I’m glad you mentioned that, because several songs, including Ring the Bells, use the kids and it is very powerful there, a strong sound as you say…

“For me it’s a very heart-felt song and when I sing it live it really feels like power which comes from deep inside. That’s the best feeling you can have: when you’re singing it and you can really feel it and people are listening and you can tell them ‘here is what I have to say’. It is actually a very sad song and I can put all my sad emotions into it. Sometimes when I am singing it on stage I am almost crying by the end.”

Many people have commented on the new look of the album – what kind of look were you going for?
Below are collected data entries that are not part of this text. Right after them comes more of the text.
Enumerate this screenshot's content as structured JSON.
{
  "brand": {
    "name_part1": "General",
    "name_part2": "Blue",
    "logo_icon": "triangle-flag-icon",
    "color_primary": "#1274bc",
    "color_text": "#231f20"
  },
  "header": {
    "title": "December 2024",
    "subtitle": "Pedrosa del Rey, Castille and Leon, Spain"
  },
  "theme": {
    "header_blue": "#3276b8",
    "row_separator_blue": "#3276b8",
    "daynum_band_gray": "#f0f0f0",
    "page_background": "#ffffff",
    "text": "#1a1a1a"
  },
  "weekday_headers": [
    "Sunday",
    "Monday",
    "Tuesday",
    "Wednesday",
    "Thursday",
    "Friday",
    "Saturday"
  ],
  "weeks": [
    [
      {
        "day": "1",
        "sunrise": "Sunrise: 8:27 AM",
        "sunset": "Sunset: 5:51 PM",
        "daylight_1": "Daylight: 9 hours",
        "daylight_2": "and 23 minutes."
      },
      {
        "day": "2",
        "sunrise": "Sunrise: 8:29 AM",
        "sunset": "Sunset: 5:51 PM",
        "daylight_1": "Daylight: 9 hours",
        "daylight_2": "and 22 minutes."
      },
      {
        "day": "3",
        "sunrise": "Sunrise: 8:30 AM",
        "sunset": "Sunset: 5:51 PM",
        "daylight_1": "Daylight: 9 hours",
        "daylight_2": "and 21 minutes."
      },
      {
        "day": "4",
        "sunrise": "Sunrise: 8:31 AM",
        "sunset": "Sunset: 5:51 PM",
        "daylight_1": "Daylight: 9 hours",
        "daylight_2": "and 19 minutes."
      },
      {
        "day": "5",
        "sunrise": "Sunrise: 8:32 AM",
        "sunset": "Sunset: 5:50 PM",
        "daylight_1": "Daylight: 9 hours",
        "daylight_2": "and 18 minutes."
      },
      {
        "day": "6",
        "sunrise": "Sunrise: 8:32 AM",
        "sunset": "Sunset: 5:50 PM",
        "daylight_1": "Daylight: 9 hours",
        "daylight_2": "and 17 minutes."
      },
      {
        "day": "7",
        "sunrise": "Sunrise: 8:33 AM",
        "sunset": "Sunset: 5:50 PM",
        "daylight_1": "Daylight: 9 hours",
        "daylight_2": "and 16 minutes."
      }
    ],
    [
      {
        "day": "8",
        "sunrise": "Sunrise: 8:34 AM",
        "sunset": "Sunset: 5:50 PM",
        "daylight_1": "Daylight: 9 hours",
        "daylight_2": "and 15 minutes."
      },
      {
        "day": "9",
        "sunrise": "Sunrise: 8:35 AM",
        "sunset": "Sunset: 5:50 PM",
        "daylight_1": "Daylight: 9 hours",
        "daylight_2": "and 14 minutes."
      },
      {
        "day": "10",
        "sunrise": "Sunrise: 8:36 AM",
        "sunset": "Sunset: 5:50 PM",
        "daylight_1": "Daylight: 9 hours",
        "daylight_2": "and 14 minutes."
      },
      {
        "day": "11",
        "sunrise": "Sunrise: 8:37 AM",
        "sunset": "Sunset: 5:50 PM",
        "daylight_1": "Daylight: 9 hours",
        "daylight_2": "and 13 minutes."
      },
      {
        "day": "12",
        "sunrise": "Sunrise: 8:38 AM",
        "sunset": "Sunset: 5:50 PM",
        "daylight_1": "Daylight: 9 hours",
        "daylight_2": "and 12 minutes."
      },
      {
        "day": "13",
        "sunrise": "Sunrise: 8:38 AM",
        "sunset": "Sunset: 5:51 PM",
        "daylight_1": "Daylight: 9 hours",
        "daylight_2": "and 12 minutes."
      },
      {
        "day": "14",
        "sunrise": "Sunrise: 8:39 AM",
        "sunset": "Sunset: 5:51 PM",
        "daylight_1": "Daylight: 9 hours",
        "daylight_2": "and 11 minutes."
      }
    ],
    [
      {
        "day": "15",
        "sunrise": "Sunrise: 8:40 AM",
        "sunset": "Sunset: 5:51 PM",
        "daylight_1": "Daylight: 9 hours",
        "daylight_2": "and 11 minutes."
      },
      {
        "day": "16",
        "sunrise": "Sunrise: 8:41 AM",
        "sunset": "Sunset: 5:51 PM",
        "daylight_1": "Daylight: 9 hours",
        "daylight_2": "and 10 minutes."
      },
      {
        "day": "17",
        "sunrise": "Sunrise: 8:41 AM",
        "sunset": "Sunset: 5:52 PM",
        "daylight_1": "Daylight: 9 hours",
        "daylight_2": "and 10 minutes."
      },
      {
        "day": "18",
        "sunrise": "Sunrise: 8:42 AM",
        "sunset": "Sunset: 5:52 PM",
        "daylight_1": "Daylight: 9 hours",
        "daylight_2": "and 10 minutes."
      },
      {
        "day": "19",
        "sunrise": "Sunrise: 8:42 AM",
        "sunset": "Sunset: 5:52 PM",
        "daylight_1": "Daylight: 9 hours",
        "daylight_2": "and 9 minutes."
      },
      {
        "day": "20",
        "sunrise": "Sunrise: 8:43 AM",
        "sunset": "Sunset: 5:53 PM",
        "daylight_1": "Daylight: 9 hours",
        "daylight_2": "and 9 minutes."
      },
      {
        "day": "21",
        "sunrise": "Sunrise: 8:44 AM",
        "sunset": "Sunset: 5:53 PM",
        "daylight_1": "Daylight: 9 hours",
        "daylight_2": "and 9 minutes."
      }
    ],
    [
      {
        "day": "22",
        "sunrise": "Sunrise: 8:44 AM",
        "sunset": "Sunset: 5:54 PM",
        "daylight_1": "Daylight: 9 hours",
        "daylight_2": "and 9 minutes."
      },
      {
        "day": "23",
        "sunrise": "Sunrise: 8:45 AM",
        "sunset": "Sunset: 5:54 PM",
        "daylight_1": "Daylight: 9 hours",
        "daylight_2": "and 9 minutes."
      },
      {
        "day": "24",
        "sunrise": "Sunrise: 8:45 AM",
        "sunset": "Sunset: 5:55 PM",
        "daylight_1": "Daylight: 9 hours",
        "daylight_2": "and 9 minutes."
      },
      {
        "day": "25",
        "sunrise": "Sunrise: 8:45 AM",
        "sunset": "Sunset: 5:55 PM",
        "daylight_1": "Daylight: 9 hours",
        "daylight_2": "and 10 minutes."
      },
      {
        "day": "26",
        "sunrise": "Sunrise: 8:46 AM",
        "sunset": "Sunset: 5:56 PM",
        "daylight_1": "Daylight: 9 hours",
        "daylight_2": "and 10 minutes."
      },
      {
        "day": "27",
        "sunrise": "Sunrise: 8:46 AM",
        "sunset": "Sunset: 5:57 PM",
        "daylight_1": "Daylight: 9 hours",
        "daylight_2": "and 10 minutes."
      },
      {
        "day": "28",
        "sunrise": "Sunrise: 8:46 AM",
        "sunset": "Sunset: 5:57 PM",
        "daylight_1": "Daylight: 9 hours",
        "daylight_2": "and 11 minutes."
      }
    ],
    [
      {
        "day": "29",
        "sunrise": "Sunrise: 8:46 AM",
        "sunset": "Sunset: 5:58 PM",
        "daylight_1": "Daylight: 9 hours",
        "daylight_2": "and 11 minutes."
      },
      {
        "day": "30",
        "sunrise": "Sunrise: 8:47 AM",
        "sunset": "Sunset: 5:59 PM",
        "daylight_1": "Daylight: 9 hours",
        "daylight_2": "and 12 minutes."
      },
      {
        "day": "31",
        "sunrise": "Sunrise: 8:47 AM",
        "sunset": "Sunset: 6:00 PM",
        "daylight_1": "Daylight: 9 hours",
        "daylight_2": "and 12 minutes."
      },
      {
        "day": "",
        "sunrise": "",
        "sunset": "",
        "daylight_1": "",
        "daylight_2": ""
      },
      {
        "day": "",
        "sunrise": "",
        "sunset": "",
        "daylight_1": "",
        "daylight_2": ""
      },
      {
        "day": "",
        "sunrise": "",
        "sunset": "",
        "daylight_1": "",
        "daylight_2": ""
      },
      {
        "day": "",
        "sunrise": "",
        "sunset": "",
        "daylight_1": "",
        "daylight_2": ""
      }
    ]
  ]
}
“We were thinking about something very different which would contrast our first album and we decided to work with Studio Najbrt, a really great design studio. I wanted to focus solely on the music this time and to leave this job to someone else. So we let them design everything: the website and costume and CD and LP designs – everything.”

Looking at the new logo here...

“It’s a mask.”

Are the masks also used in your show?

“They are used at the beginning. But of course, it’s hard for the boys to, play their instruments with masks on, so they are used only at the opening of the show!”

Let’s talk about the opening track, Field Lines: what was the inspiration?

“This is a love song, actually. It’s about magnetic power, you know, about those ‘field lines’ and how magnetic power between boys and girls is working together.”

Now, I know that you have been performing a lot lately: now you are headed for the UK, including London, Birmingham, Liverpool, also in Glasgow... how much are you looking forward to those shows?

“Oh my god, a lot! All of us. The last time I was in England was when I was in Grade Eight when I went on a school trip to London. I am looking forward to trip and to the concerts. There will be a lot of energy: we are playing in big venues and will open for the singer Kayah. I think it will be great.

You have a chance then, in the UK, to see Toxique. After that, the band returns to the Czech Republic and will hold its ‘traditional’ Christmas concert at a popular venue here also not to be missed. Klára Vytisková once again:

“Yes, yes, it’s a special thing for us! We will have one on the 1st of December at Palác Akropolis and because of the new look will have a different Christmas tree this year. It will be black & white and have triangular Christmas balls or decorations. It’s also special because we give presents to our fans. We have one for Pepa, one for Marie and so on. And the first Marie or Pepa who shows up gets a gift.”

That sounds like a lot of fun. One thing, though, when you are choosing the names Marie, Pepa, those are common names... what if a Květoslav shows up?

“If I really want to keep one of the presents for myself I’ll write down the name Květoslav because I know there will be no Květoslav! Or you can say ‘I am Květoslav’ but then I’ll want to see your ID! So don’t do this, don’t do this, or I’ll be really angry {laughs}!!”